There’s a whole list of things I hate. I hate when people don’t wear their seatbelts. I hate litterbugs. I hate vertigo. I hate when people shoot animals. The list can go on and on. Snoring has to be on that list somewhere.
When I dated my future husband, I hated when he stayed over. That should have told me something right there. But, it was because of his snoring. He snored all night long. I once read where people only snore when they are on their backs, so I would try to get him to roll over on his side. I kept tossing and turning, hoping that that would make him roll over. Sometimes that worked, but he would roll right back over. I never got any sleep.
I would try going to sleep before he did. That never worked. I always heard him come to bed. One night I had a plan. I thought I
would try to take his belt and put it around his head, like under his chin and fasten it tight on top of his head,so that it would make his mouth stay shut. The belt was too long and he woke up every time I tried to tighten it. “Vickie, what the hell are you doing?” I then got clothesline rope, cut it and tied it before slipping it over his head, but he woke up and thought I was trying to hang him. I guess it did sort of look like a noose. So, I went back to trying to get him to roll over. The only thing I had within reach (too damn tired to get out of bed) was a plant. So, I would take a leaf and tickle him under the nose. He would stop snoring, wiggle his nose, sometimes sleep swat at it.

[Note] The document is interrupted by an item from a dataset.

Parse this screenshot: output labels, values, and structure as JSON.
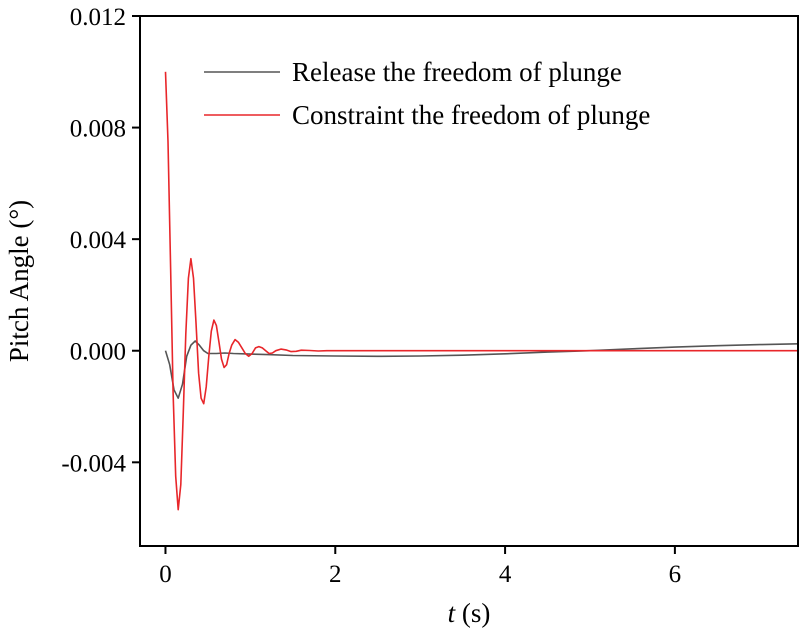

One time, however, he immediately woke up, looked at me, took the leaf, and tore it into little pieces and dropped the pieces on the bed. I really think he was still asleep..like sleep walking, but not going any where. He then said, as he rolled over, “Silly little tiger”, which cracked me up. I guess that was better than my other term of endearment, “Baboon.” Uh, yeah. While other people who are in love call each other names like, “Baby” or “Sweetie” or “Honey”, I got called “Baboon.” Sigh…
When we got married, the snoring continued and I was stuck with him. Luckily, he moved to midnight shift and I only had to deal with his snoring on the weekends. I would love it when he would fall asleep in the reclining wing back chair or on the couch. I would sneak upstairs and he would come up around 4:00, always saying, “Why didn’t you wake me up?” “I did try..like 3 times”, I lied. I don’t think he believed me.
I used to get so mad because he would honestly fall asleep in 2 minutes. And then it began. Snoring is awful.
One day while cleaning out a closet, I ran across his metal detector. Yes, he loved his metal detector. But, with the detector, I noticed his headphones that connected to it. Of course! I will use headphones. Well, in the 80′s, the headphones were huge. But, they worked. But, I was stuck on my back, and the headphone cord kept swinging and hitting me when I did try to turn over, so I didn’t use them for long.
One night, I had a great idea. He always tried to start sleep by lying on his side, which he did for me, and I appreciated the gesture. So, I put a couple of tennis balls beside me on the bed. When he would roll over, he would land on the tennis balls, and would then immediately roll back over on his side. That sounded like a plan…in theory. In reality, it sort of woke him up. He picked up the tennis ball and sort of dropped it out of his way. And of course, it landed on my face. And I cried. It felt like it broke my nose. And I woke him up too. He said again, for like the 30th time, ”What the hell are you doing now?”
I never gave up experimenting with snoring ideas. One night I woke up him up when I slowly tried to close his jaw. He jumped out of bed, fell into the nightstand, where I had a cactus. Uh Oh…. Yeah, he had little cactus spikes all over his chest and nipple area. He was in a lot of pain. I had to tweezer them out. Luckily, he didnt realize that he woke up because of my trying to hang him again. He said he woke up, needing to use the bathroom. He said he must have still been partially asleep. So,I got out of that one. I did have to tweeze him at 2:30 in the morning, so it was another lost night of sleep. In the morning, though, he got out of bed, and his foot landed on a piece of the cactus that wasn’t imbedded in his nipple the night before. He had to get the tweezers and cursed while tweezing. Spikey cacti were banned from our house after that.
Well, they say what goes around, comes around. I guess I started snoring. I didn’t believe him, so he taped me. My God, I sounded like a snorting animal hiding in the brush.
I snore alone these days, but I added another trick to my bag..sleeping while sitting up. I have done that at least 4 times in the past year now. That is so like an old person. I must be old.
These days you can purchase Breathe Right Strips and shove those ear plugs in your ears. I wish I would have had those years ago. Because I came pretty close to being arrested for hanging my husband.